Some Kind of Dispute

As he sat there and thought about his family, tears came to his eyes. Watching them being slaughtered in his own living room was the most gruesome and yet most paralyzing event that his eyes had ever been a witness to. He was the only one in his family that was left alive…if that’s what you want to call it. Making funeral arrangements for his younger brothers and sisters was something that he never thought that he would have to do. But this is war. Everything was different now. The playground in which his younger siblings used to play in was now an unmarked grave for those who got lost somewhere in the crossfire. The market that his mother used to shop at everyday was now deserted and riddled with bullet holes. As he walked around his home town, he could almost hear his friends talking to him. He could almost smell the smoke that came out of his father’s pipe. He could almost see things the way that they used to be. But then he realizes that things can’t go back to the way they were. Even if the war ended, that wouldn't bring back his mother’s smile or the sound of his sister’s voice. But all that everyone else knows is that there is some kind of dispute going on in the Middle East. We hear about snipers and the military but we don’t hear the cries of orphans. We watch videos of bombing attacks and learn about the newest technology that could kill everything in a five mile radius, but we don’t see the bloodshed of the innocent.
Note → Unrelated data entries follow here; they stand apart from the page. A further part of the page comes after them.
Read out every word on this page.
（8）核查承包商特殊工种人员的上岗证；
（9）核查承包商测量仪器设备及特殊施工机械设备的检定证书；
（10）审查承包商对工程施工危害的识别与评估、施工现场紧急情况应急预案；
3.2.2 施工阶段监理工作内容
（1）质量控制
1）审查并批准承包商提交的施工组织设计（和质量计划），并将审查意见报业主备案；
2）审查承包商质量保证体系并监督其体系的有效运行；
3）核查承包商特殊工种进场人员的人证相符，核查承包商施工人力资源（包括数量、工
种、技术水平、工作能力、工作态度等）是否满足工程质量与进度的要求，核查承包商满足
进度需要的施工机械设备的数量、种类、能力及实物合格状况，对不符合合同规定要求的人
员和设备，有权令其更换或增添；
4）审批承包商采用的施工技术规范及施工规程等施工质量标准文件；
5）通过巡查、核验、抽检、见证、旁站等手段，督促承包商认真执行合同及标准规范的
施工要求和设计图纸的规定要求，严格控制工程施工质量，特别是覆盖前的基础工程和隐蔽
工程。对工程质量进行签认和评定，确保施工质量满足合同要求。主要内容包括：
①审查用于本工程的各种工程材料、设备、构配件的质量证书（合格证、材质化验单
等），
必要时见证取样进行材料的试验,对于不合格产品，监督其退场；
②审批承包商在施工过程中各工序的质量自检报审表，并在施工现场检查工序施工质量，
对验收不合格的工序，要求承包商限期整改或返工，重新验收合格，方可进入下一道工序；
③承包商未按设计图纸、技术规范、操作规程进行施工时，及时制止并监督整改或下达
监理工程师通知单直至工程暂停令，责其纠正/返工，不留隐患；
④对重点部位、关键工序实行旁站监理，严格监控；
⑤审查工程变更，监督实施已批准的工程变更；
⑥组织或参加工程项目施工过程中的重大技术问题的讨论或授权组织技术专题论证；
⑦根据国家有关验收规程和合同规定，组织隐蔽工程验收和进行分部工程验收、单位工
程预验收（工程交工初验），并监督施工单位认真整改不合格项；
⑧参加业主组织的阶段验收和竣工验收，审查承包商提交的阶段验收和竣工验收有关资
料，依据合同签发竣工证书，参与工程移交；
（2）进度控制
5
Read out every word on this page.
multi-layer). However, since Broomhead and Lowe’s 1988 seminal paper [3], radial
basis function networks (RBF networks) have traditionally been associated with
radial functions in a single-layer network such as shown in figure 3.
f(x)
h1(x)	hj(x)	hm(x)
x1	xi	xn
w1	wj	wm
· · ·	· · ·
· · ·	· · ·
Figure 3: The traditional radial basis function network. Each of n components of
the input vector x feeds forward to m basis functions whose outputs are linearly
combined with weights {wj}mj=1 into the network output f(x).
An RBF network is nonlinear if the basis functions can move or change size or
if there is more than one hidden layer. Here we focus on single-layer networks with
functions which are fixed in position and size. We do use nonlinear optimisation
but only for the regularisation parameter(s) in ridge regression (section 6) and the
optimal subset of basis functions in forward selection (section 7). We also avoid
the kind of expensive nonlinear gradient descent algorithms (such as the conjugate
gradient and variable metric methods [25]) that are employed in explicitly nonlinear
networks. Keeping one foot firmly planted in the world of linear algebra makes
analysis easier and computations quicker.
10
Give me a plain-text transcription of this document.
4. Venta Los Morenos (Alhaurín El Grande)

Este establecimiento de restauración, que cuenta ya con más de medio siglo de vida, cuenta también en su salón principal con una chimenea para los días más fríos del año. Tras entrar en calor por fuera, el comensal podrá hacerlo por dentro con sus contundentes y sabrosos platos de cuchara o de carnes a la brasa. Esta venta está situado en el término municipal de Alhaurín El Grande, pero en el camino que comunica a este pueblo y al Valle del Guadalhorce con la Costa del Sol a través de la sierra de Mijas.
As the shelters fill up, it seems as though more bombing takes place and more people are killed that had nothing to do with the war. Maybe we should focus on trying to rebuild the lives that we have shattered instead of destroying more lives. We hear about all the soldiers that we lose in a war but they get a proper burial and we don’t pay any attention to the four year old who is starving to death on a dirt road in Syria because he lost his parents when his city was attacked. War has always been a part of history and the innocent are always the ones who suffer the most. But the worst part is that when the war ends, they are left to clean up a mess that others created. 


1 comment:

  1. You are right--we are so removed from what's really going on...we hear news stories in passing but are not really affected. I can't imagine this violent and conflicted life being my day to day reality. For it to be my little boy's would break my heart.